By the former equations

 $\begin{array}{ll} \frac{d^{2}G}{dx^{2}} & =-4\pi\mu(q')\\ \\ & =-4\pi\mu(\frac{df}{dt}+q)\ \mathrm{by}\ (A)\\ \\\frac{d^{2}G}{dx^{2}} & =+4\pi\mu\left(\frac{1}{k}\frac{d^{2}G}{dt^{2}}-\frac{1}{\rho}\frac{dG}{dt}\right)\ \mathrm{by}\ (E)\ \mathrm{and}\ (F)\end{array}$ (95)

If G is of the form

 $G=e^{-px}\cos(qx+nt)\,$ (96)

we find that

 $p=\frac{4\pi\mu}{\rho}\frac{n}{q}=\frac{2\pi\mu}{\rho}\frac{V}{i}$ (97)

where V is the velocity of light in air, and $i$ is the index of refraction. The proportion of incident light transmitted through the thickness $x$ is

 $e^{-2px}$ (98)

Let R be the resistance in electromagnetic measure of a plate of the substance whose thickness is $x$, breadth $b$, and length $l$, then

 $\begin{array}{rl} R= & \frac{l\rho}{bx},\\ \\2px= & 4\pi\mu\frac{V}{i}\frac{l}{bR}\end{array}$ (99)
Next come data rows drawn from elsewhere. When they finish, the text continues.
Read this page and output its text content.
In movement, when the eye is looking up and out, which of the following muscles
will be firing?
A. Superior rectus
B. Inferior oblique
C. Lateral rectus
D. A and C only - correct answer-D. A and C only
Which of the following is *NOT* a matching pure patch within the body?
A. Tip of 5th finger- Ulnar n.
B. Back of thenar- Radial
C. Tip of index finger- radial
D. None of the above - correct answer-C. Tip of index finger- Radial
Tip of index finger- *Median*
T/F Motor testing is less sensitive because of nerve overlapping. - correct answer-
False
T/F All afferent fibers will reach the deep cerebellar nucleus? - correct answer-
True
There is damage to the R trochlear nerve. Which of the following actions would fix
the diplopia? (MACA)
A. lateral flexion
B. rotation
(107) Most transparent solid bodies are good insulators, whereas all good conductors are very opaque.

Electrolytes allow a current to pass easily and yet are often very transparent. We may suppose, however, that in the rapidly alternating vibrations of light, the electromotive forces act for so short a time that they are unable to effect a complete separation between the particles in combination, so that when the force is reversed the particles oscillate into their former position without loss of energy.
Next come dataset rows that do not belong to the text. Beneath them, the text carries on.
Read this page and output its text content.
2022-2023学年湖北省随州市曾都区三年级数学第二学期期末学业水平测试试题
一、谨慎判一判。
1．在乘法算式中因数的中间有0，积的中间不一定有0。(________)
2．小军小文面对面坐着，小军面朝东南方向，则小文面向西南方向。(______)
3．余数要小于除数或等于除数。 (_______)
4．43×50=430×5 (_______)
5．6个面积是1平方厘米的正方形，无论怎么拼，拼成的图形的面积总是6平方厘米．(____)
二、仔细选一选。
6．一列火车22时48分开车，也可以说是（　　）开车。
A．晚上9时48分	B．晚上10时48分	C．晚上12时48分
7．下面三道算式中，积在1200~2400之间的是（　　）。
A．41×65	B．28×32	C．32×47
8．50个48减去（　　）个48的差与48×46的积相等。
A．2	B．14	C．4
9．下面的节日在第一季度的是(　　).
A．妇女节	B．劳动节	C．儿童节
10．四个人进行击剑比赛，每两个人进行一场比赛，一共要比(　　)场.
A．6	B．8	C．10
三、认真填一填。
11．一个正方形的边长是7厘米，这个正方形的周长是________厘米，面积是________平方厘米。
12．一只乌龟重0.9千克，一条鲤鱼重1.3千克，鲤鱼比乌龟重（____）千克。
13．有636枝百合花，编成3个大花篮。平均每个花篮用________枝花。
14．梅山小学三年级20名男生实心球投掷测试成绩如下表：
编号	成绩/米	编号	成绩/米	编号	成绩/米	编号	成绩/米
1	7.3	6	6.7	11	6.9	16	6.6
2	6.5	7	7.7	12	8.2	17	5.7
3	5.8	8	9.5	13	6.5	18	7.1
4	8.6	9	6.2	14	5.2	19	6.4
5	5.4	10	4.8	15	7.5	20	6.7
Gold, silver, and platinum are good conductors, and yet when reduced to sufficiently thin plates they allow light to pass through them. If the resistance of gold is the same for electromotive forces of short period as for those with which we make experiments, the amount of light which passes through a piece of gold-leaf, of which the resistance was determined by Mr. C. Hockin, would be only $10^{-50}$ of the incident light, a totally imperceptible quantity. I find that between $\tfrac{1}{500}$ and $\tfrac{1}{1000}$ green light gets through such gold-leaf. Much of this is transmitted through holes and cracks; there is enough, however, transmitted through the gold itself to give a strong green hue to the transmitted light. This result cannot be reconciled with the electromagnetic theory of light, unless we suppose that there is less loss of energy when the electromotive forces are reversed with the rapidity of the vibrations of light than when they act for sensible times, as in our experiments.

Absolute Values of the Electromotive and Magnetic Forces called into play in the Propagation of Light.
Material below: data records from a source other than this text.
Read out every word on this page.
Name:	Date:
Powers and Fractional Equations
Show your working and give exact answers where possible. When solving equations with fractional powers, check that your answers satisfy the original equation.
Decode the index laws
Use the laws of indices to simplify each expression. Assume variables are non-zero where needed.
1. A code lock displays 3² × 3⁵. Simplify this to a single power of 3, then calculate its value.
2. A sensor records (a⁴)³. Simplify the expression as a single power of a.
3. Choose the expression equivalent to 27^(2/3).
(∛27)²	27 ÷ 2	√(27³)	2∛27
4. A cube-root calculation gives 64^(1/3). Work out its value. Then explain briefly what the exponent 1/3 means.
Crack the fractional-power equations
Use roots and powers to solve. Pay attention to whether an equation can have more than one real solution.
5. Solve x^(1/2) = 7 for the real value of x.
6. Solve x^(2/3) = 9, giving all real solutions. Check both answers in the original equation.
(108) If the equation of propagation of light is

$F=A\cos\frac{2\pi}{\lambda}(z-Vt)$

the electromotive force will be

$P=-A\frac{2\pi}{\lambda}V\sin\frac{2\pi}{\lambda}(z-Vt);$

and the energy per unit of volume will be

$\frac{P^{2}}{8\pi\mu V^{2}}$

where P represents the greatest value of the electromotive force. Half of this consists of magnetic and half of electric energy.

The energy passing through a unit of area is

$W=\frac{P^{2}}{8\pi\mu V}$

so that

$P=\sqrt{8\pi\mu VW}$

where V is the velocity of light, and W is the energy communicated to unit of area by the light in a second.

According to Pouillet's data, as calculated by Professor W. Thomson[5], the mechanical value of direct sunlight at the Earth is

83.4 foot-pounds per second per square foot.

This gives the maximum value of P in direct sunlight at the Earth's distance from the Sun,

P=60,000,000,

or about 600 Daniell's cells per metre.

At the Sun's surface the value of P would be about

13,000 Daniell's cells per metre.

At the Earth the maximum magnetic force would be .193[6].

At the Sun it would be 4.13.

These electromotive and magnetic forces must be conceived to be reversed twice in every vibration of light; that is, more than a thousand million million times in a second.

1. Leipzig Transactions, vol. v. (1857), p. 260, or Poggendorff's 'Annalen,' Aug. 1856, p. 10.
2. Comptes Rendus, vol. xxix. (1849), p. 90.
3. Ibid. vol. lv. (1862), pp. 501, 792.
4. Philosophical Magazine, 1852.
5. Transactions of the Royal Society of Edinburgh, 1854 ("Mechanical Energies of the Solar System"),
6. The horizontal magnetic force at Kew is about 1.76 in metrical units.